Grundgefühl

Im Wald treffe ich eine Frau mit Hund, die ich vom Sehen kenne. Normalerweise gehen wir kurz grüßend aneinander vorbei. Diesmal bleibt sie stehen und fängt ein Gespräch mit mir an: „Na, kann man sich wieder in den Wald trauen?“ Es ist total windstill, die Sonne scheint, um uns herum stehen Bäume, zu unseren Füßen liegen herunter gewehte Äste … und ich denke: `Ja, klar, wir sind ja hier.´ Die Frau wirkt grundsätzlich vorsichtig bis ängstlich: Sie sei die vergangenen Tage immer nur auf baumfreien Feldwegen unterwegs gewesen, sagt sie. Nach einer Weile verabschieden wir uns.

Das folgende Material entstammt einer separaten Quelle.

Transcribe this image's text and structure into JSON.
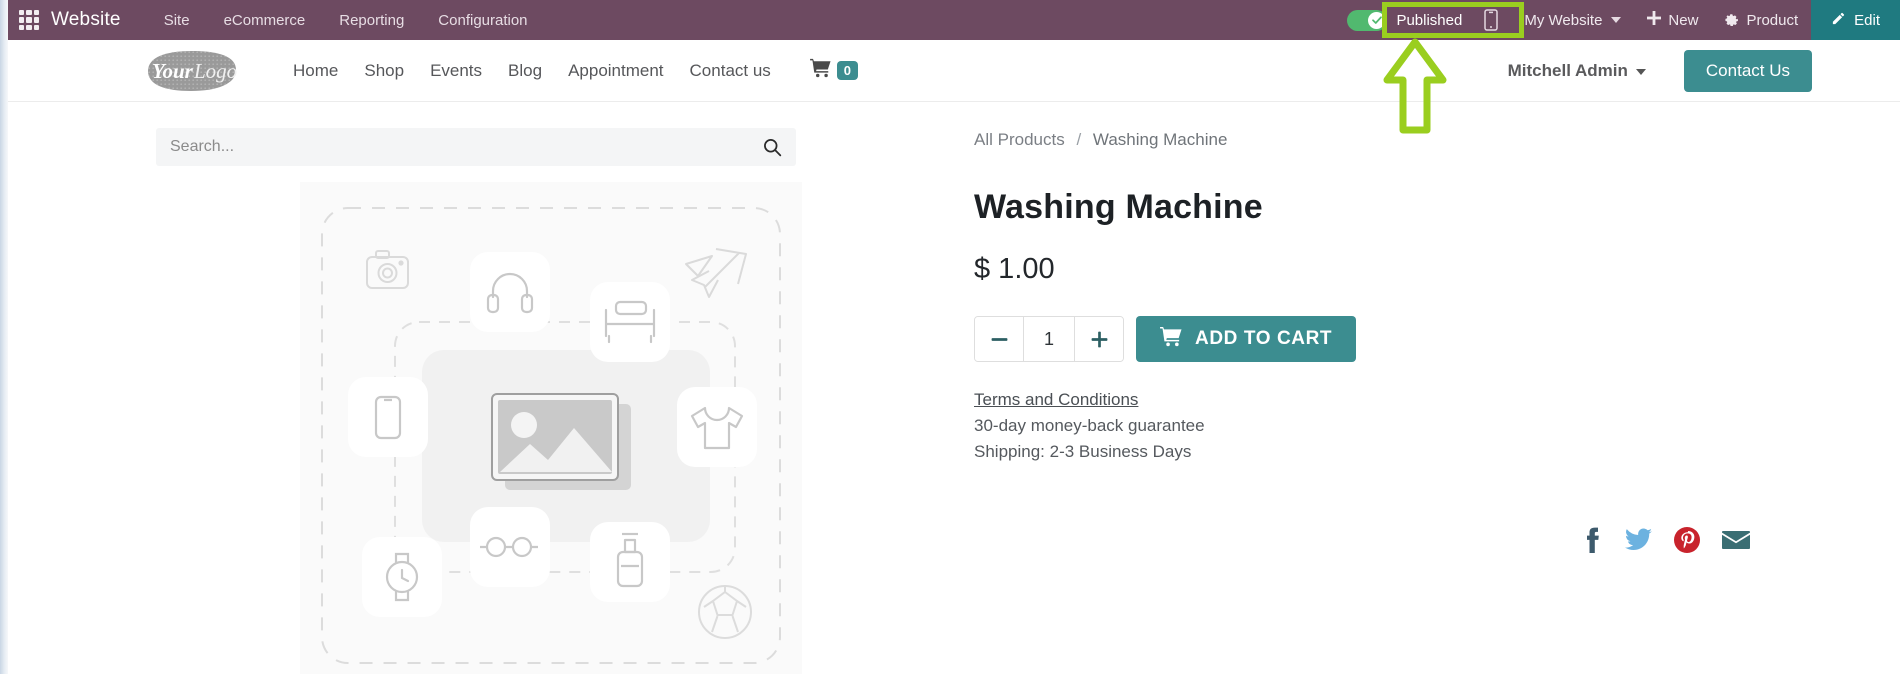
{
  "system_bar": {
    "apps_icon": "apps-grid-icon",
    "app_name": "Website",
    "menus": [
      "Site",
      "eCommerce",
      "Reporting",
      "Configuration"
    ],
    "publish": {
      "label": "Published",
      "state": "on",
      "toggle_color": "#51b96f",
      "check_icon": "check-circle-icon"
    },
    "mobile_preview_icon": "mobile-phone-icon",
    "website_selector": {
      "label": "My Website",
      "caret": "chevron-down-icon"
    },
    "new_button": {
      "label": "New",
      "icon": "plus-icon"
    },
    "product_button": {
      "label": "Product",
      "icon": "gear-icon"
    },
    "edit_button": {
      "label": "Edit",
      "icon": "pencil-icon",
      "color": "#1f7a80"
    },
    "background_color": "#6d4a61"
  },
  "site_header": {
    "logo_text_1": "Your",
    "logo_text_2": "Logo",
    "nav": [
      "Home",
      "Shop",
      "Events",
      "Blog",
      "Appointment",
      "Contact us"
    ],
    "cart": {
      "icon": "shopping-cart-icon",
      "count": "0",
      "badge_color": "#3c8d90"
    },
    "user": {
      "name": "Mitchell Admin",
      "caret": "chevron-down-icon"
    },
    "cta_button": {
      "label": "Contact Us",
      "color": "#3c8d90"
    }
  },
  "search": {
    "placeholder": "Search...",
    "value": "",
    "icon": "magnifier-icon"
  },
  "product_image": {
    "alt": "product-image-placeholder",
    "icons": [
      "camera-icon",
      "headphones-icon",
      "bed-icon",
      "airplane-icon",
      "smartphone-icon",
      "image-icon",
      "tshirt-icon",
      "watch-icon",
      "glasses-icon",
      "bottle-icon",
      "football-icon"
    ]
  },
  "breadcrumb": {
    "parent": "All Products",
    "separator": "/",
    "current": "Washing Machine"
  },
  "product": {
    "title": "Washing Machine",
    "currency": "$",
    "price": "1.00",
    "price_display": "$ 1.00",
    "quantity": "1",
    "decrement_icon": "minus-icon",
    "increment_icon": "plus-icon",
    "add_to_cart_label": "ADD TO CART",
    "add_to_cart_icon": "shopping-cart-icon",
    "terms_link": "Terms and Conditions",
    "guarantee": "30-day money-back guarantee",
    "shipping": "Shipping: 2-3 Business Days"
  },
  "socials": [
    {
      "name": "facebook-icon",
      "color": "#3d5a6c"
    },
    {
      "name": "twitter-icon",
      "color": "#6cb2e0"
    },
    {
      "name": "pinterest-icon",
      "color": "#c8232c"
    },
    {
      "name": "email-icon",
      "color": "#3a6e73"
    }
  ],
  "annotation": {
    "highlight_color": "#9ace1f",
    "box_target": "published-toggle",
    "arrow_direction": "up"
  }
}
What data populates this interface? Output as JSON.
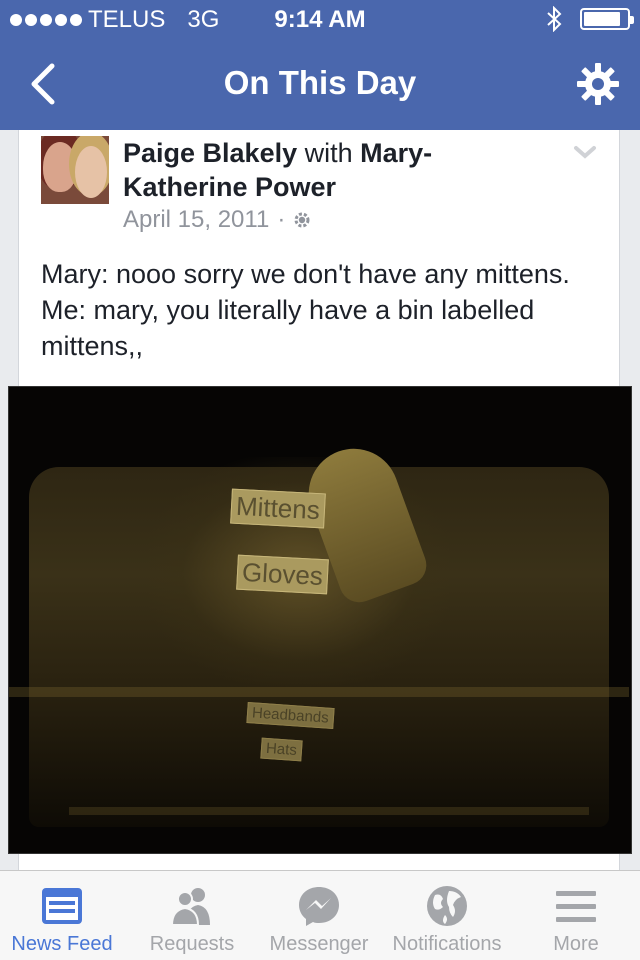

Das Gespräch überrascht mich; ich selbst war nicht auf die Idee gekommen, den Wald zu meiden. Im Gegenteil: Gleich am Tag nach dem Sturm stiefelte ich neugierig drauflos und wollte sehen, was der Wind auf `meiner´ Hausrunde angerichtet hat. Die Schäden halten sich in Grenzen; die wald-artigen Streifen bei uns hier fallen ohnehin eher unter `urig-vernachlässigt´. Schon länger steht hier so manch alter Baum schräg oder liegt ganz am Boden.

Ich halte mich nicht für leichtsinnig; aber der Gedanke, dass mir etwas auf den Kopf fallen könnte, kommt mir schlicht und ergreifend nicht. Mein Grundgefühl ist vertrauensvoll bis neugierig, dafür bin ich dankbar.